During the 2018/2019 budget announcement last week, the Finance Cabinet Secretary Henry Rotich introduced a ‘Robin Hood’ tax of 0.05 per cent on transactions of more than Sh500,000 made through financial institutions.
The ‘Robin Hood’ tax, first introduced by James Tobin in the 1970s, entails taking from the rich to help the poor. Basically, the tax is charged on all financial transactions such as bonds, derivatives, and stocks.
Some of the countries that have implemented the ‘Robin Hood’ tax include France, Germany, and Italy.
The Rate Cap Law
In his budget speech, the CS also proposed repealing the rate cap law which was introduced in 2016 through the Banking Amendment Act. The law caps the interest rate financial institutions can charge their customers at four percentage points above the central bank rate (CBR).

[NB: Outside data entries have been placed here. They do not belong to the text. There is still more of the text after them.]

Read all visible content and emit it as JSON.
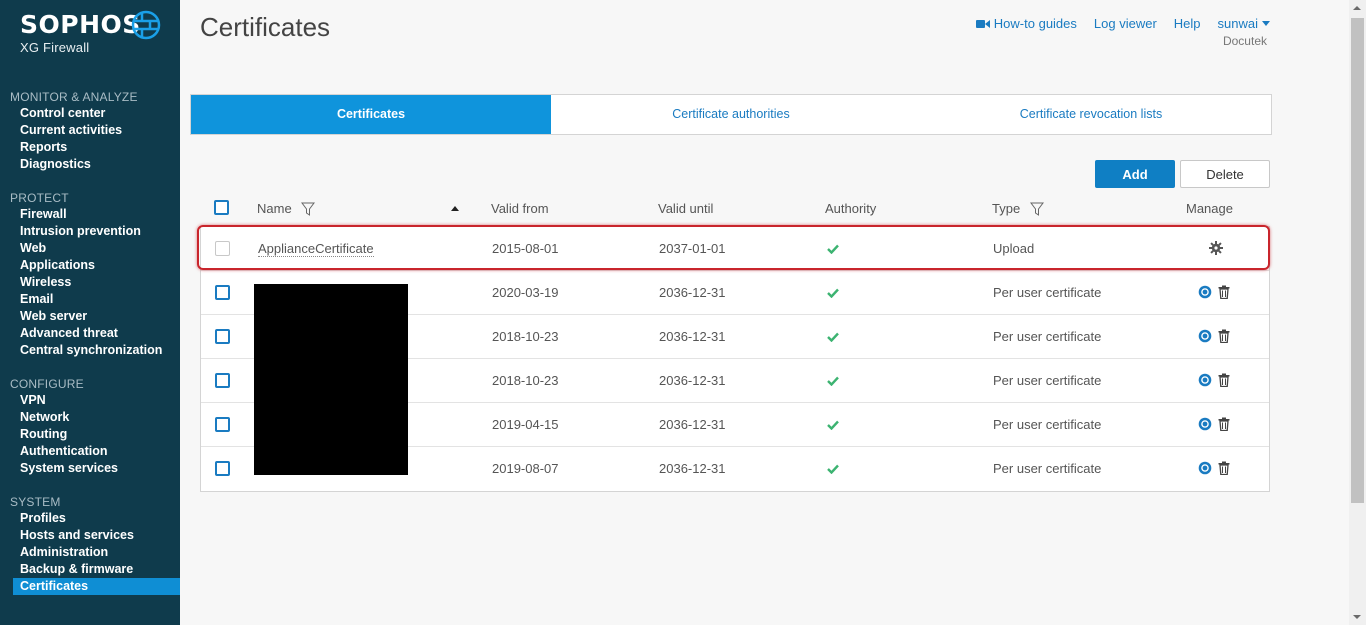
{
  "brand": {
    "name": "SOPHOS",
    "product": "XG Firewall"
  },
  "sidebar": {
    "groups": [
      {
        "title": "MONITOR & ANALYZE",
        "items": [
          "Control center",
          "Current activities",
          "Reports",
          "Diagnostics"
        ]
      },
      {
        "title": "PROTECT",
        "items": [
          "Firewall",
          "Intrusion prevention",
          "Web",
          "Applications",
          "Wireless",
          "Email",
          "Web server",
          "Advanced threat",
          "Central synchronization"
        ]
      },
      {
        "title": "CONFIGURE",
        "items": [
          "VPN",
          "Network",
          "Routing",
          "Authentication",
          "System services"
        ]
      },
      {
        "title": "SYSTEM",
        "items": [
          "Profiles",
          "Hosts and services",
          "Administration",
          "Backup & firmware",
          "Certificates"
        ]
      }
    ],
    "active": "Certificates"
  },
  "header": {
    "title": "Certificates",
    "links": {
      "howto": "How-to guides",
      "log": "Log viewer",
      "help": "Help",
      "user": "sunwai"
    },
    "org": "Docutek"
  },
  "tabs": [
    "Certificates",
    "Certificate authorities",
    "Certificate revocation lists"
  ],
  "toolbar": {
    "add": "Add",
    "delete": "Delete"
  },
  "table": {
    "columns": {
      "name": "Name",
      "valid_from": "Valid from",
      "valid_until": "Valid until",
      "authority": "Authority",
      "type": "Type",
      "manage": "Manage"
    },
    "rows": [
      {
        "name": "ApplianceCertificate",
        "valid_from": "2015-08-01",
        "valid_until": "2037-01-01",
        "type": "Upload"
      },
      {
        "name": "",
        "valid_from": "2020-03-19",
        "valid_until": "2036-12-31",
        "type": "Per user certificate"
      },
      {
        "name": "",
        "valid_from": "2018-10-23",
        "valid_until": "2036-12-31",
        "type": "Per user certificate"
      },
      {
        "name": "",
        "valid_from": "2018-10-23",
        "valid_until": "2036-12-31",
        "type": "Per user certificate"
      },
      {
        "name": "",
        "valid_from": "2019-04-15",
        "valid_until": "2036-12-31",
        "type": "Per user certificate"
      },
      {
        "name": "",
        "valid_from": "2019-08-07",
        "valid_until": "2036-12-31",
        "type": "Per user certificate"
      }
    ]
  },
  "colors": {
    "sidebar": "#0f3b4c",
    "accent": "#0f94dc",
    "link": "#1a7bc1",
    "check": "#3cb371",
    "highlight": "#c9252c"
  }
}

“I propose to amend the Banking Amendment Act 2016 by repealing section 33b of the said act,” he said. “This is to enable banks and lenders to provide more credit, especially to the borrowers they consider riskier.”
Mr Rotich targeted a 5.7 per cent of GDP budget deficit for the next financial year which begins in July compared to 7.2 per cent of GDP for 2017/2018. Additionally, the CS forecasted a surge of 17.5 per cent in tax revenues to Sh1.9 trillion which is equivalent to 20 per cent of gross domestic product (GDP).
The CS also withdrew an earlier proposal to increase the tax for high-income earners (over Sh750,000) to 35 per cent from 30 per cent due to public outcry.